Well, the good news here is that the content in question isn't something that most DMs or players are going to miss. The meaty content that Wizards is putting out is being released on their website. (Unearthed Arcana, Sage Advice, etc.) Folks might enjoy reading the content, but I don't think you will ever sit down at a table and have somebody say, "oh, you didn't read This Article from Dragon+?" At least not based on what we've seen from the first issue.
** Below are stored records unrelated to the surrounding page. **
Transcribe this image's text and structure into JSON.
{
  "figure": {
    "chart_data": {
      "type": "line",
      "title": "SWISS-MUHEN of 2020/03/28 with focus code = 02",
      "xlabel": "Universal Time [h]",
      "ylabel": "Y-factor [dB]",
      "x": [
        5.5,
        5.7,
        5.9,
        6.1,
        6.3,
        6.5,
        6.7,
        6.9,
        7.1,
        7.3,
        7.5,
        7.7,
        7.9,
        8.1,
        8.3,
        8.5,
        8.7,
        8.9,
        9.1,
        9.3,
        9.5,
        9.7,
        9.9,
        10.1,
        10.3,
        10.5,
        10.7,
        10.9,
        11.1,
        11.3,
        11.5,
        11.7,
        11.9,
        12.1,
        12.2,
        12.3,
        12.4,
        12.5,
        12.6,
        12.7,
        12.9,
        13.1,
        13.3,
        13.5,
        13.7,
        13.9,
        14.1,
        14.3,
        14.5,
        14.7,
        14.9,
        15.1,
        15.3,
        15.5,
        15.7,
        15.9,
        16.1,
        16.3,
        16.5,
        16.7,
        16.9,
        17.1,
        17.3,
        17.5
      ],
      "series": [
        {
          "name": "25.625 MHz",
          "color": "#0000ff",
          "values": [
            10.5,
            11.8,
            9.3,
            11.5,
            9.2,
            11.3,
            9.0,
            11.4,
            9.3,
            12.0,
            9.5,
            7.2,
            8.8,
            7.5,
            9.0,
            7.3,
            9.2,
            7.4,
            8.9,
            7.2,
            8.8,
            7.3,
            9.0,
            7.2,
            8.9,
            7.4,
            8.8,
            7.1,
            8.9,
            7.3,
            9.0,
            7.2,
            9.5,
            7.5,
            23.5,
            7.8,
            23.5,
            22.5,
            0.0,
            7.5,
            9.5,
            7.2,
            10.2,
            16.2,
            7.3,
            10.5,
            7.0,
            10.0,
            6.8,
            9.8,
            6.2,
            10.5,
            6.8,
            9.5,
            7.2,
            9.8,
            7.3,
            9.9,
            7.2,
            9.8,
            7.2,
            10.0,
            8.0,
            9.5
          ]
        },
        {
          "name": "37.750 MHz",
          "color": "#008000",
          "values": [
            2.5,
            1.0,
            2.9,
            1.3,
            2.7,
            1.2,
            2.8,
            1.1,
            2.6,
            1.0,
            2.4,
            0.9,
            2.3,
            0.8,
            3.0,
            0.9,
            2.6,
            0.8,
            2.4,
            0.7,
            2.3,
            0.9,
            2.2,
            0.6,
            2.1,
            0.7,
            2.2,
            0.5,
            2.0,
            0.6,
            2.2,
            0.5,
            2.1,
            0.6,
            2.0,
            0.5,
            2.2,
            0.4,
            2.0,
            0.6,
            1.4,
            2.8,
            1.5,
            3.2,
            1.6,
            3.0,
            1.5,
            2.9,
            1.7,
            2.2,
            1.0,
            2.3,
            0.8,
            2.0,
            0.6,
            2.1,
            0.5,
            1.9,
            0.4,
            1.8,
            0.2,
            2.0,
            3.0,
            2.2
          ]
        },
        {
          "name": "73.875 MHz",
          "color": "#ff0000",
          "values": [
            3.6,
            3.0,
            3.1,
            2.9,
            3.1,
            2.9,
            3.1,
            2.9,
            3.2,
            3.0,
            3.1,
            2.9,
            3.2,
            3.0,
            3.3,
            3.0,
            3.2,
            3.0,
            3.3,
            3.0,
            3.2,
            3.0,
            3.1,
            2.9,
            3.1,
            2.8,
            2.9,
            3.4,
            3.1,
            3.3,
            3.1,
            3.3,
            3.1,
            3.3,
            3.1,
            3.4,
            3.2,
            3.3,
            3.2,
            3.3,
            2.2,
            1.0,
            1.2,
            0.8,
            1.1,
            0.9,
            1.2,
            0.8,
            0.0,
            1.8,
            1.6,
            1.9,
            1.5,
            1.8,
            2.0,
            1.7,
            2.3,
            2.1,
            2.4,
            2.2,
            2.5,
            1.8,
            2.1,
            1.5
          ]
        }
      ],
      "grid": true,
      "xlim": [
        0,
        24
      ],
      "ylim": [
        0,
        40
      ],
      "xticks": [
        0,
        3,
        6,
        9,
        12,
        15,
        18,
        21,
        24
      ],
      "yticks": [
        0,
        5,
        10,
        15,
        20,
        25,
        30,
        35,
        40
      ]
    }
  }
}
Now, personally, I hope Wizards finds a way to make this content available on desktops and their web content more accessible to mobile users. The last time I tried to read one of their web columns on my phone, whole portions of the text were cropped and the page could not be scrolled or zoomed out. (I just tested this was the latest Jeremy Crawford article and had the same problem.) For folks like me who do most of their reading during their commute, this makes it hard to read a lot of that (far more useful) content. Sure, I can print it out and bring it to my game, but it's not like I'm going to read it for the first time at the table.
 

I was under the impression that your options were:

1. Use this app on an android or iOS device.
2. Don't read the content.

That seems to match "forced to use the phone to read up on D&D content", in the sense of "if you wish to read this content, you must use the device". Seems weird to me.

So if it's in a magazine you're "forced to" buy a magazine, and if it's on the website, you're "forced to" use a computer, and if it's a YouTube video you're "forced to" use YouTube?

Sure, OK. Deliberately emotive language is deliberately emotive, but, sure, in this world content is often provided on different platforms, and this is not unusual, arduous, or problematic.